Spreadsheet Format Limitations

The following limitations apply to the filtering of spreadsheets:

  • Cell outline borders in Microsoft Excel spreadsheets are not filtered.

  • Microsoft Excel "Donut," "Radar," "Surface," and custom charts are not supported.

  • Comments in Microsoft Excel spreadsheets are not filtered.

Presentation Formats

Format Version Single-byte Asian (and Most Multi-byte) Bi-directional?
Applix Presents (AG) 4.0, 4.2, 4.3, 4.4 character set 1252 only N N
Corel Presentations (SHW) 6, 7, 8, 10, 2000, 2002, 11 character set 1252 only N N
Lotus Freelance Graphics (PRE) 2, 96, 97, 98, Millennium Edition R9, 9.8 character set 850 only (V96 and higher) N (V96 and higher) N (V96 and higher)
Lotus Freelance Graphics 2 (PRE) 2 Y Japanese, Simplified Chinese, Traditional Chinese, and Thai only N
Microsoft PowerPoint for Windows (PPT) 95 through 2003 Y Japanese, Simplified Chinese, Traditional Chinese, and Korean only Hebrew only
Microsoft PowerPoint for PC (PPT) 4 character set 1252 only Traditional Chinese only N
Microsoft PowerPoint for Macintosh (PPT) 98 Y N Y
Microsoft Project (MPP) 98, 2000, 2002 (XP) character set 1252 only N N
Microsoft Visio (VSD) 6 Y Y N
Microsoft Visio XML format 2003 (No formatting extracted) Y Y Y
OpenOffice (SXI, SXP) 1, 1.1 (No formatting extracted) Y Y Y
StarOffice (SXI, SXP) 6, 7 (No formatting extracted) Y Y Y

Presentation Format Limitations

Hyperlinks are not supported. Hyperlinks within a document are not preserved.

Display Formats

Format Version Single-byte Asian (and Most Multi-byte) Bi-directional?
Adobe Portable Document Format (PDF) 1.1 (Acrobat 2.0) to 1.5 (Acrobat 6.0) Y Japanese, Simplified and Traditional Chinese, and Korean N

Filtering of PDF Format Documents

Multi-byte PDFs are supported, provided the PDF document is created using Character ID-keyed (CID) fonts, predefined CJK CMap files, or ToUnicode font encodings, and the document does not contain embedded fonts. See the Adobe website and the Adobe Acrobat documentation for more information.

To determine the type of font encodings that are used in a PDF, open the PDF document in Adobe Acrobat, and select File->Document Info->Fonts. If the Encodings column lists Custom or Embedded encodings, then you may encounter problems filtering the PDF document.

PDF Filtering Limitations

The following limitations apply to PDF documents:

  • All PDF security attributes are supported except for user and master passwords.

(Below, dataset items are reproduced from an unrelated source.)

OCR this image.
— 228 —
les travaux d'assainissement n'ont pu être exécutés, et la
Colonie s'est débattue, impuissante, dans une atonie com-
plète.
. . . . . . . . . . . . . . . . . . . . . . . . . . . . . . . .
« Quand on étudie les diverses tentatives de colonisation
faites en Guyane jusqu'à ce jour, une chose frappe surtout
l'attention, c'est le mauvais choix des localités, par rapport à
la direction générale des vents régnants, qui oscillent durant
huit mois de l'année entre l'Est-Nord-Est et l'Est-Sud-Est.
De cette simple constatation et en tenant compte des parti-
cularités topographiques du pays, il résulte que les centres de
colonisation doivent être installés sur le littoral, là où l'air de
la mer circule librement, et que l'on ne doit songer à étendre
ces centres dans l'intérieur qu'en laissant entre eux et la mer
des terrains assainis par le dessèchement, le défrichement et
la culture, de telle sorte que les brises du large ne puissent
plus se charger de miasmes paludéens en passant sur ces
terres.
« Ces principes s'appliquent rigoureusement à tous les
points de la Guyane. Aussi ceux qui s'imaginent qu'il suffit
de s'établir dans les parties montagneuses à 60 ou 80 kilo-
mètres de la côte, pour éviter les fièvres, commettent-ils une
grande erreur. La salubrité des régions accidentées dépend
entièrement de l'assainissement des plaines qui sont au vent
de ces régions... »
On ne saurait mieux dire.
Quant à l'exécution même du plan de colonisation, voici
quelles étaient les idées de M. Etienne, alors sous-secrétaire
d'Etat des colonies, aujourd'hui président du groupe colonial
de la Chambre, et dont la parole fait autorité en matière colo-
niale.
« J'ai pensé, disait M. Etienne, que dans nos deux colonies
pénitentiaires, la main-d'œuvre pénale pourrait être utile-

  • Embedded fonts in a PDF document are not filtered correctly.

  • If an unsupported font is encountered during conversion of a PDF document, the default font, Times New Roman, is substituted. If the original font is wider than the substituted font, extra whitespace will appear in the output HTML.

  • The following color spaces are supported:

    • DeviceRGB

    • DeviceGray

    • DeviceCMYK

    • CalGray

    • CalRGB

    Index color spaces are supported as long as they are used with a supported basic color space.

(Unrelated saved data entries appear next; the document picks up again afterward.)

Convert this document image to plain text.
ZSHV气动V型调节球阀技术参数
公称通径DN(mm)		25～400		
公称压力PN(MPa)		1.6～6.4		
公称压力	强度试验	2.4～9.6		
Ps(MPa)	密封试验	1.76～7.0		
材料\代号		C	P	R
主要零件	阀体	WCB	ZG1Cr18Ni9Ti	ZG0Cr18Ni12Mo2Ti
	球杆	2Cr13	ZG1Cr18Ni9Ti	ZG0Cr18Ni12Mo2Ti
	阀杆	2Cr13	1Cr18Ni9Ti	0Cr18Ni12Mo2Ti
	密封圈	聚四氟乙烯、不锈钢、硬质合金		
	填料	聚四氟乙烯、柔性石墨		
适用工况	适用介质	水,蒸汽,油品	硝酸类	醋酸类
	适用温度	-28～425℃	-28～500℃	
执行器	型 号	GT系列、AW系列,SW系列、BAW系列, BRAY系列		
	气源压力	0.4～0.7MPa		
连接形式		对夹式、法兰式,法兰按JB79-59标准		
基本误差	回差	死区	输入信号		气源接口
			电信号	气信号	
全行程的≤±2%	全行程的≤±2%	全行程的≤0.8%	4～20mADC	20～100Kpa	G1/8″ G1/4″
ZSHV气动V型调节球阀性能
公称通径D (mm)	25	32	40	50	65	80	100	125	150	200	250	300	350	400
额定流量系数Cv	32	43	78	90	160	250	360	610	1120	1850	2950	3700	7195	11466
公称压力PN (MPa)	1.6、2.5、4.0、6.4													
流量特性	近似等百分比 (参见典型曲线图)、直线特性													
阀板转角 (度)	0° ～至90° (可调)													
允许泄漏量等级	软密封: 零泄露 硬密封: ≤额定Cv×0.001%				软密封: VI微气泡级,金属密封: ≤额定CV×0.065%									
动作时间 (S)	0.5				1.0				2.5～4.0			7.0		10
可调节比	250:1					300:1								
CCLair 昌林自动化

  • Hyperlinks in PDF documents are not supported.

  • All pre-defined CMaps in PDF 1.3 specification are supported. CMaps added in PDF 1.4 and PDF 1.5 specifications are not supported.

  • Annotations, such as notes, sound, or movie, are not supported.

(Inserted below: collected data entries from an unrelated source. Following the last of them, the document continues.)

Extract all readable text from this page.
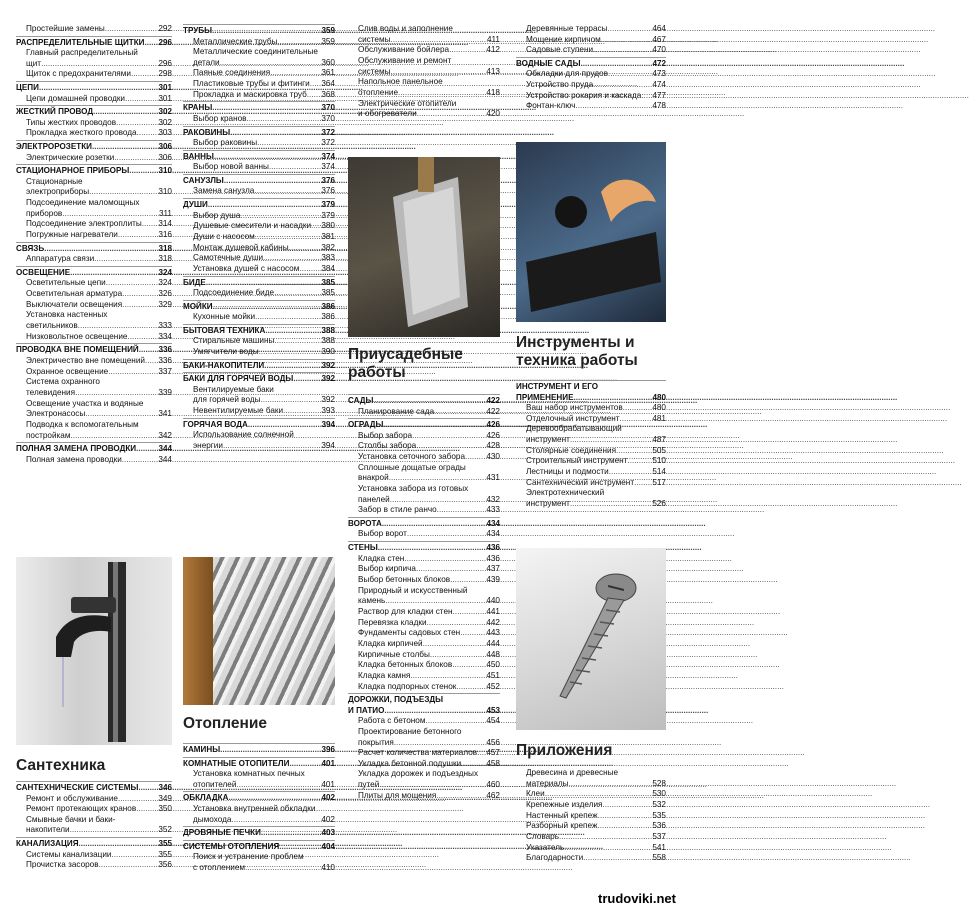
Простейшие замены .....	292
РАСПРЕДЕЛИТЕЛЬНЫЕ ЩИТКИ ..... 296
Главный распределительный
щит .....	296
Щиток с предохранителями .....	298
ЦЕПИ .....	301
Цепи домашней проводки .....	301
ЖЕСТКИЙ ПРОВОД .....	302
Типы жестких проводов .....	302
Прокладка жесткого провода .....	303
ЭЛЕКТРОРОЗЕТКИ .....	306
Электрические розетки .....	306
СТАЦИОНАРНОЕ ПРИБОРЫ .....	310
Стационарные
электроприборы .....	310
Подсоединение маломощных
приборов .....	311
Подсоединение электроплиты ..... 314
Погружные нагреватели .....	316
СВЯЗЬ .....	318
Аппаратура связи .....	318
ОСВЕЩЕНИЕ .....	324
Осветительные цепи .....	324
Осветительная арматура .....	326
Выключатели освещения .....	329
Установка настенных
светильников .....	333
Низковольтное освещение .....	334
ПРОВОДКА ВНЕ ПОМЕЩЕНИЙ ..... 336
Электричество вне помещений ..... 336
Охранное освещение .....	337
Система охранного
телевидения .....	339
Освещение участка и водяные
Электронасосы .....	341
Подводка к вспомогательным
постройкам .....	342
ПОЛНАЯ ЗАМЕНА ПРОВОДКИ .....	344
Полная замена проводки .....	344
Сантехника
САНТЕХНИЧЕСКИЕ СИСТЕМЫ ..... 346
Ремонт и обслуживание .....	349
Ремонт протекающих кранов .....	350
Смывные бачки и баки-
накопители .....	352
КАНАЛИЗАЦИЯ .....	355
Системы канализации .....	355
Прочистка засоров .....	356
ТРУБЫ .....	359
Металлические трубы .....	359
Металлические соединительные
детали .....	360
Паяные соединения .....	361
Пластиковые трубы и фитинги ..... 364
Прокладка и маскировка труб ..... 368
КРАНЫ .....	370
Выбор кранов .....	370
РАКОВИНЫ .....	372
Выбор раковины .....	372
ВАННЫ .....	374
Выбор новой ванны .....	374
САНУЗЛЫ .....	376
Замена санузла .....	376
ДУШИ .....	379
Выбор душа .....	379
Душевые смесители и насадки ..... 380
Души с насосом .....	381
Монтаж душевой кабины .....	382
Самотечные души .....	383
Установка душей с насосом .....	384
БИДЕ .....	385
Подсоединение биде .....	385
МОЙКИ .....	386
Кухонные мойки .....	386
БЫТОВАЯ ТЕХНИКА .....	388
Стиральные машины .....	388
Умягчители воды .....	390
БАКИ-НАКОПИТЕЛИ .....	392
БАКИ ДЛЯ ГОРЯЧЕЙ ВОДЫ .....	392
Вентилируемые баки
для горячей воды .....	392
Невентилируемые баки .....	393
ГОРЯЧАЯ ВОДА .....	394
Использование солнечной
энергии .....	394
Отопление
КАМИНЫ .....	396
КОМНАТНЫЕ ОТОПИТЕЛИ .....	401
Установка комнатных печных
отопителей .....	401
ОБКЛАДКА .....	402
Установка внутренней обкладки
дымохода .....	402
ДРОВЯНЫЕ ПЕЧКИ .....	403
СИСТЕМЫ ОТОПЛЕНИЯ .....	404
Поиск и устранение проблем
с отоплением .....	410
Слив воды и заполнение
системы .....	411
Обслуживание бойлера .....	412
Обслуживание и ремонт
системы .....	413
Напольное панельное
отопление .....	418
Электрические отопители
и обогреватели .....	420
Приусадебные работы
САДЫ .....	422
Планирование сада .....	422
ОГРАДЫ .....	426
Выбор забора .....	426
Столбы забора .....	428
Установка сеточного забора .....	430
Сплошные дощатые ограды
внакрой .....	431
Установка забора из готовых
панелей .....	432
Забор в стиле ранчо .....	433
ВОРОТА .....	434
Выбор ворот .....	434
СТЕНЫ .....	436
Кладка стен .....	436
Выбор кирпича .....	437
Выбор бетонных блоков .....	439
Природный и искусственный
камень .....	440
Раствор для кладки стен .....	441
Перевязка кладки .....	442
Фундаменты садовых стен .....	443
Кладка кирпичей .....	444
Кирпичные столбы .....	448
Кладка бетонных блоков .....	450
Кладка камня .....	451
Кладка подпорных стенок .....	452
ДОРОЖКИ, ПОДЪЕЗДЫ
И ПАТИО .....	453
Работа с бетоном .....	454
Проектирование бетонного
покрытия .....	456
Расчет количества материалов ..... 457
Укладка бетонной подушки .....	458
Укладка дорожек и подъездных
путей .....	460
Плиты для мощения .....	462
Деревянные террасы .....	464
Мощение кирпичом .....	467
Садовые ступени .....	470
ВОДНЫЕ САДЫ .....	472
Обкладки для прудов .....	473
Устройство пруда .....	474
Устройство рокария и каскада ..... 477
Фонтан-ключ .....	478
Инструменты и техника работы
ИНСТРУМЕНТ И ЕГО
ПРИМЕНЕНИЕ .....	480
Ваш набор инструментов .....	480
Отделочный инструмент .....	481
Деревообрабатывающий
инструмент .....	487
Столярные соединения .....	505
Строительный инструмент .....	510
Лестницы и подмости .....	514
Сантехнический инструмент ..... 517
Электротехнический
инструмент .....	526
Приложения
Древесина и древесные
материалы .....	528
Клеи .....	530
Крепежные изделия .....	532
Настенный крепеж .....	535
Разборный крепеж .....	536
Словарь .....	537
Указатель .....	541
Благодарности .....	558
trudoviki.net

  • The following features of PDF 1.5 for Acrobat 6.0 are not supported:

    • Tagged PDFs

    • Images compressed in JPEG2000

    • Crypt Filter encryption

    • Hidden content in a PDF document, such as, Optional Content and OCG-State Actions

    • Interactive forms

    • Embedded multimedia presentations

    • Digital signatures and signature fields

    • Interactive presentations, that is, navigation between pages and transition actions.

  • Vector images are not supported. Since background colors are defined in PDF as vector images, background colors are also not supported. Raster images are supported.

Graphic Formats

Table B-1 lists the graphic formats that the AUTO_FILTER filter recognizes. This means that indexing a text column that contains any of these formats produces no error. As such, it is safe for the column to contain any of these formats.

Formats are categorized as either embedded graphics or standalone graphics. Embedded graphics are inserted or referenced within a document.


Note:

This filter cannot extract textual information from graphics.

Table B-1 Supported Graphics Formats for AUTO_FILTER Filter

Graphics Format Version Bidirectional?
AutoCAD Drawing format (DWG) R13, R14, and R2000 (standalone only)  
AutoCAD Drawing format (DXF) R13, R14, and R2000 (standalone only)  
Encapsulated PostScript (EPS) (raster only) TIFF header only  
Enhanced Metafile (EMF) no specific version N
Graphics Interchange Format (GIF) 87, 89  
JPEG File Interchange Format no specific version  
Lotus AMIDraw Graphics (SDW) no specific version  
Lotus Pic (PIC) no specific version  
Macintosh Raster (PICT/PCT) 2  
MacPaint (PNTG) no specific version  
Microsoft Windows Bitmap (BMP) no specific version  
PC Paintbrush (PCX) 3  
Portable Network Graphics (PNG) no specific version  
SGI RGB Image (RGB) no specific version  
Sun Raster Image (RS) no specific version  
Tagged Image File (TIFF) 5 N
Truevision TARGA (TGA) 2  
Windows Animated Cursor (ANI) no specific version  
Windows Metafile (WMF) 3 N
WordPerfect Graphics (WPG) 1 N
WordPerfect Graphics 2 (WPG) 2, 7 N